Ms is never the wrong title for a woman, because it denotes that you are a woman. You may prefer the traditional 'mrs' to denote that you are married, but 'ms' doesn't denote that you are or not, so it cannot be wrong because it makes no assumptions which may turn out to be wrong.

damepeanutbutterandbanana · 30/07/2014 13:29

As it is my OH/DH/DP is also a P. Butter. So if correspondence comes for P. Butter then one of us may open it and find that it is for the other, but it happens so rarely as usually people put our full first names or use the Mr/Ms/Mrs/Miss/Dame option (just look how many options I have!) and we trust each other enough not to nose through each other's mail. TBH he leaves most things for me to open, even if they are obviously from his DM.

So..... that is just not a reason to still have several titles for women and only one for men. I just told my OH about the driving licence thing to illustrate everyday sexism (his education continues) and he said 'yes, that does seem inconsistent'. If petitions don't work I shall write to whoever in govt is responsible for DVLC - is that Dept of Transport? And I shall write to their opposite number on the Labour bench.

OnIlkleyMoorBahTwat · 30/07/2014 13:31

No men do NOT have this hassle and it makes me so cross. Mr (ha) HSBC on the phone simply could not understand that I was not a Mrs. "But you are married!" Yes. "So you are a Mrs!" NO

I had a similar conversation with one of the admin staff at work about booking me a hire car:

Her: You aren't married, are you Ilkley?
Me: No, why?
Her: It was for the hire car booking
Me: Er, why do the hire car people need to know if I am married?
Her: So I can put Miss/Mrs/Ms on the online booking form as the driver's name.
Me: That's not the same question and anyway, you call yourself Mrs ExDH surname and you're divorced from him. Just put Ms please.

Osirus · 30/07/2014 13:33

I can't believe that people actually care about this. They don't care if you're married or not. It wouldn't cross my mind to be annoyed.

YABU.

123rd · 30/07/2014 13:35

This really pees me off. I have had my bank card changed recently as it had Mrs 123rd. Now it's just 123rd
I never call myself Mrs. I am First name second name. Never make a reservation with a title.
The only difference/purpose it would serve is how some one would address me. And as long as they are polite and professional first name terms is fine

Flipflops7 · 30/07/2014 13:38

This is why Ms was invented. The more we use it the less this will happen.

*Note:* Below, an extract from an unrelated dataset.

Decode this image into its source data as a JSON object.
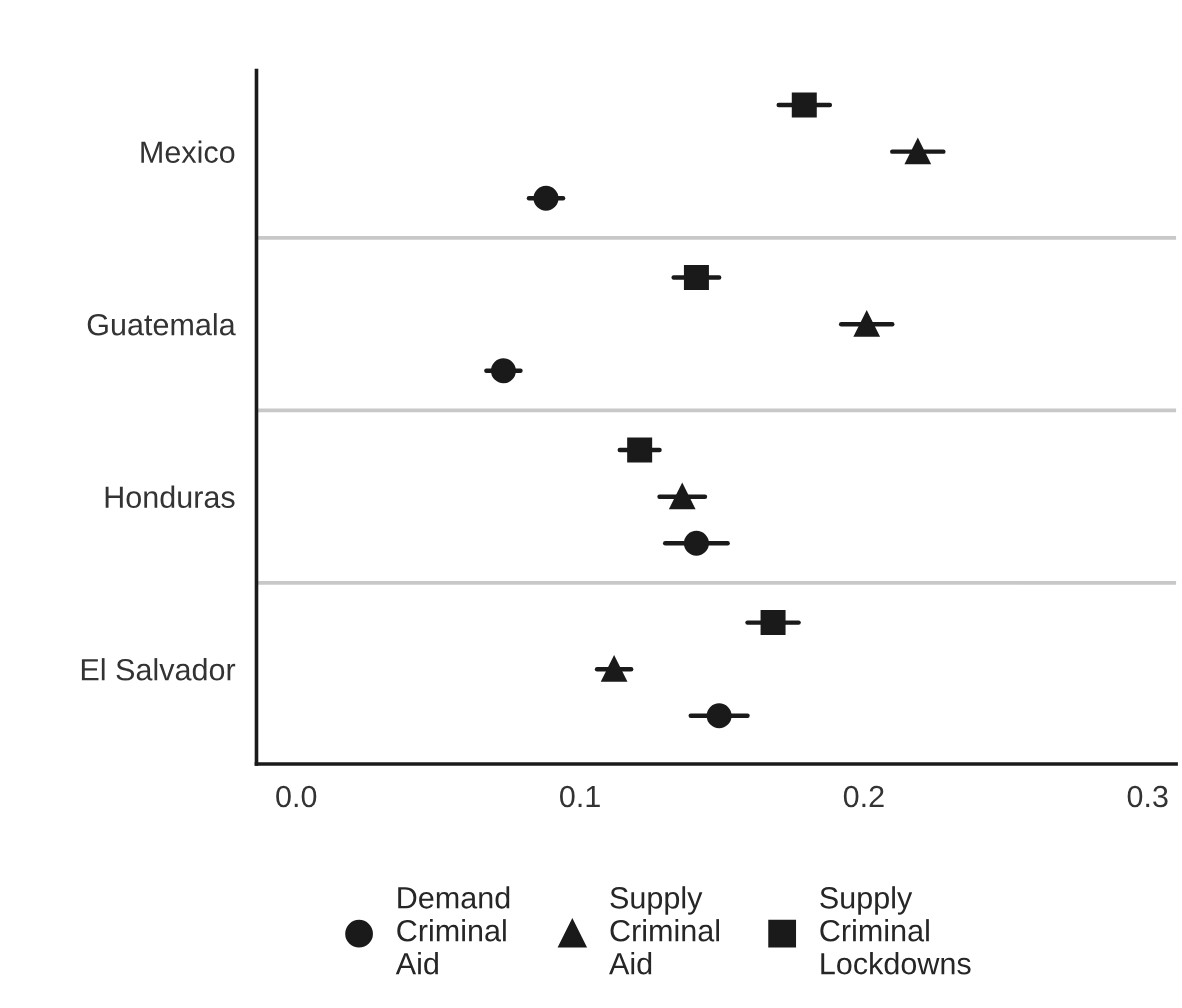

PiperRose · 30/07/2014 13:41

rootypig the thing is I don't care how other people see me either. If they want to cast aspersions just because they know that I'm married/unmarried it actually doesn't bother me.

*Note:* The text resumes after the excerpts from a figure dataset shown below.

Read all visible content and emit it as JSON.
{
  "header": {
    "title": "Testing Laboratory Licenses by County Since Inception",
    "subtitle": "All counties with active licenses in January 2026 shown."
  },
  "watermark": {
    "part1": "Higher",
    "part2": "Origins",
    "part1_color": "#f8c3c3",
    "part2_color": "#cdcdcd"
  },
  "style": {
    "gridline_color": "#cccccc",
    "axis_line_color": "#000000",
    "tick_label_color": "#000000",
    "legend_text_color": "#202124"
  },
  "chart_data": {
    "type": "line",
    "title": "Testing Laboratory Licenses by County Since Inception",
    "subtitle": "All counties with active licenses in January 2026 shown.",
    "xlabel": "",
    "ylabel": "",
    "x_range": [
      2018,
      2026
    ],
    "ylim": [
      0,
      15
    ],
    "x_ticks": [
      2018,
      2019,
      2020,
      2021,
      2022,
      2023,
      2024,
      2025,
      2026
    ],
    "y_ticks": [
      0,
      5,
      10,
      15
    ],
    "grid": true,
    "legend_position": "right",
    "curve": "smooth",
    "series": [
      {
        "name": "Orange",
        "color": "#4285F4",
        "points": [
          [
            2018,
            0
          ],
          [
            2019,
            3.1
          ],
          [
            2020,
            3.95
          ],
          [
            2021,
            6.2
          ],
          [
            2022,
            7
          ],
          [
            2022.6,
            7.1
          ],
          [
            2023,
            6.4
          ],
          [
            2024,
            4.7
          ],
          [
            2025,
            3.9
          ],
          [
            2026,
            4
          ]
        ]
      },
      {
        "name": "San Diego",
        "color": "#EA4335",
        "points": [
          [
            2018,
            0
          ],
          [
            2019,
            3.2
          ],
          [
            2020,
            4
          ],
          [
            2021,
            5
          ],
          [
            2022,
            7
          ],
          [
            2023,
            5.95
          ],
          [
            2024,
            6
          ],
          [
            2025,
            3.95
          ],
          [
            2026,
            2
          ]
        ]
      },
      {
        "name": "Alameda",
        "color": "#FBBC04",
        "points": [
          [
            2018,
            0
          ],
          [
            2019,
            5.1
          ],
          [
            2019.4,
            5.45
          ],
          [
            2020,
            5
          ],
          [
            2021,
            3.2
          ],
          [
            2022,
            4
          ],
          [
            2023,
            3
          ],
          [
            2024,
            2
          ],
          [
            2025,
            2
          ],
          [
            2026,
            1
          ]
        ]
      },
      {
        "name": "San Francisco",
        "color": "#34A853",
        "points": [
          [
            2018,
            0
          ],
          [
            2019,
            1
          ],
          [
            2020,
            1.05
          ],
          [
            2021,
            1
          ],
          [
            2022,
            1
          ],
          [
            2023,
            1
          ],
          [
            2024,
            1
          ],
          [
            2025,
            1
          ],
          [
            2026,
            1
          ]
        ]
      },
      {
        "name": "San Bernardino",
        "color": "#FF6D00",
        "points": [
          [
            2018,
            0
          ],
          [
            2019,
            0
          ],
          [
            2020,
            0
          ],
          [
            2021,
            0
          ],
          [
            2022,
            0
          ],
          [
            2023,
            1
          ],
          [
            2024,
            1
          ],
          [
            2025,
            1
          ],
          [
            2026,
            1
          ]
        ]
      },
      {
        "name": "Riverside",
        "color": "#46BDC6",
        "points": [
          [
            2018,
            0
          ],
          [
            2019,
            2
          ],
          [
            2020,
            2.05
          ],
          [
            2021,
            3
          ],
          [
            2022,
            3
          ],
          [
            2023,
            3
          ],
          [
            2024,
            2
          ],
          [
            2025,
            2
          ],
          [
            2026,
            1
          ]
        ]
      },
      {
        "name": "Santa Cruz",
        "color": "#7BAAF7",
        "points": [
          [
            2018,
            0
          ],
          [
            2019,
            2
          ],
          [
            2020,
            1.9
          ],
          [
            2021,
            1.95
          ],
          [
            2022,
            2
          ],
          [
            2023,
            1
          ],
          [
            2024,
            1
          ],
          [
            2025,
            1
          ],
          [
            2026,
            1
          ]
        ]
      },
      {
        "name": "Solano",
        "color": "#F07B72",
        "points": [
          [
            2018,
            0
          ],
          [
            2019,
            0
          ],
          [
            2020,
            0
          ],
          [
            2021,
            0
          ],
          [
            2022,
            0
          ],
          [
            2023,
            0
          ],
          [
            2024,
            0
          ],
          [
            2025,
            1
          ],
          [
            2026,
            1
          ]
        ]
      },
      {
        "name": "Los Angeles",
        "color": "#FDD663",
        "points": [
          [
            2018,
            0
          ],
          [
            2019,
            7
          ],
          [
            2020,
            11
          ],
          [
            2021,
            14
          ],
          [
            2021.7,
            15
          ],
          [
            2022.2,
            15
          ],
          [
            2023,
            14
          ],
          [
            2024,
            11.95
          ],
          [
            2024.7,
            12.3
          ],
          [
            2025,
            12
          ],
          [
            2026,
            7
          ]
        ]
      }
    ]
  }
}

damepeanutbutterandbanana · 30/07/2014 13:41

Osirus, if the person taking the message didn't care then why didn't she just take my name and pass the blinking message on? She asked for my name - Peanut Butter - and then asked if I was married by asking if I was Miss or Mrs. No option of 'Ms' was given. The person I was calling wouldn't have cared two hoots. A man would not have been asked 'married' or 'unmarried'?

Employment Laws are quite tough against sexism and I was calling an employment agency. Some employers don't want to take on unmarried women (they might have babies and maternity leave in the future for goodness sakes) so this kind of question is a subtle way of weeding out the marrieds from the unmarrieds. This kind of question should NOT BE ASKED of women in a potential employment situation. My husband recently went for a job interview and was not asked about his family situation either by the agency or by the hirer. If I had given my Miss or Mrs status to this silly person on the end of the phone I would have already given away something about my private status. It should not be allowed. Men and women should be treated equally.